- Title card
- Created by: Al Jazeera America / Kim Bondy
- Presented by: Joie Chen
- Country of origin: United States

Production
- Production location: Washington, D.C. (Newseum)
- Running time: 30 minutes (originally 1 hour)

Original release
- Network: Al Jazeera America
- Release: August 2013 – March 2016

= America Tonight =

Al Jazeera America news program

America Tonight was Al Jazeera America's flagship news show between August 2013 and March 2016, airing at 9:30 p.m. EST. It was a showcase for thought-provoking and insightful in-depth reporting and programming with a focus on investigative reporting. Its mission is to tell urgent, important and underreported stories with the quality, depth and time they deserve. The newsmagazine program was hosted by former CNN International anchor and former CBS News correspondent Joie Chen, and was produced from Al Jazeera America's Newseum studio in Washington, D.C. It featured correspondents Adam May, Lori Jane Gliha, Sheila MacVicar, Christof Putzel, Michael Okwu, Sarah Hoye, and Lisa Fletcher.

==History==

Al Jazeera America hired Kim Bondy, a former executive producer with CNN to produce America Tonight from the ground up. The program presents in-depth segments each night on the economy, government, education, healthcare and the environment, and include breaking news stories. The program also features work by the Al Jazeera America investigative unit and covers stories in depth from across America, revealing new insights on the news of the day and breaking stories with its own original reporting. America Tonight also incorporates social media interaction on screen and off to reflect the views of its American audience. On July 1, 2013, longtime CNN anchor Soledad O'Brien was hired to be a special correspondent for America Tonight, as well as a deal with her production company Starfish Media Group to produce long-form documentaries for Al Jazeera America.
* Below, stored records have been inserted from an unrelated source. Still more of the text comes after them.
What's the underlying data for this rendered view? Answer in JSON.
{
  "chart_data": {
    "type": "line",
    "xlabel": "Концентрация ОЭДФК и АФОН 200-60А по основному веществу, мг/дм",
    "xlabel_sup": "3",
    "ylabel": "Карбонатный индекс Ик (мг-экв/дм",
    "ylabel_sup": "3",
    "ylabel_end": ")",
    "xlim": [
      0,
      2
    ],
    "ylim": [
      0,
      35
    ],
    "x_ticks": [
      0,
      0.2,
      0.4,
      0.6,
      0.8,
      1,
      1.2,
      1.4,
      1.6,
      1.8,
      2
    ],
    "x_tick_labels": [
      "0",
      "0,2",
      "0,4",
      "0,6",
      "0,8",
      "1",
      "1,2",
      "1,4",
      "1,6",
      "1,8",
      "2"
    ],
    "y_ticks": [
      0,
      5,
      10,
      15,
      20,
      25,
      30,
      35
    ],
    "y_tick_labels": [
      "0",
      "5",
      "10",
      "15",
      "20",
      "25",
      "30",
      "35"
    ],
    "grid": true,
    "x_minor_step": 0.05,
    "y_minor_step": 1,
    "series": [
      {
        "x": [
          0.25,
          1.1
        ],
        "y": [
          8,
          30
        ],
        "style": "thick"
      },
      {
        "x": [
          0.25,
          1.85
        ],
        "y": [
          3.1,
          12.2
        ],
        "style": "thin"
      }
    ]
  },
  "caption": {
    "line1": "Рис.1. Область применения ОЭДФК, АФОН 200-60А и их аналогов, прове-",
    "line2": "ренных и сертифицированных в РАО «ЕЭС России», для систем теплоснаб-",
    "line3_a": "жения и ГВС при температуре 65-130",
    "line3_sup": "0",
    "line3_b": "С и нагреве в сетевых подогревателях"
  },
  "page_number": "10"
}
The show, originally an hour long at 9pm eastern was shortened to 30 minutes and moved to 10 eastern on February, 2nd, 2015, it was then moved to 9:30pm on November, 2nd, 2015 timed with the HD launch of the channel on DirecTV.

==Focus==

The show focus was on the average American person and their connection with a particular story. The show also showed investigative work as part of Al Jazeera Investigates. When Al Jazeera America was formed out of the former Current TV what remained of Current's long time investigative program Vanguard most notably Christof Putzel was integrated into the program and Al Jazeera's investigative team.

==Awards==
In 2014 Al Jazeera America and producer Reed Lindsay won a Gracie Award in the “Outstanding Hard News Feature” category from the Alliance for Women in Media Foundation for the story “Fists of Fury,” which aired on America Tonight. The award was the first award ever for the channel. In 2015 Al Jazeera and producer Jihan Hafiz won a National Association Of Black Journalists Salute to Excellence award in the "Long Form Feature" category for the story "Fists Up Fight Back" about a group of young female black lives matter activists in Washington, D.C.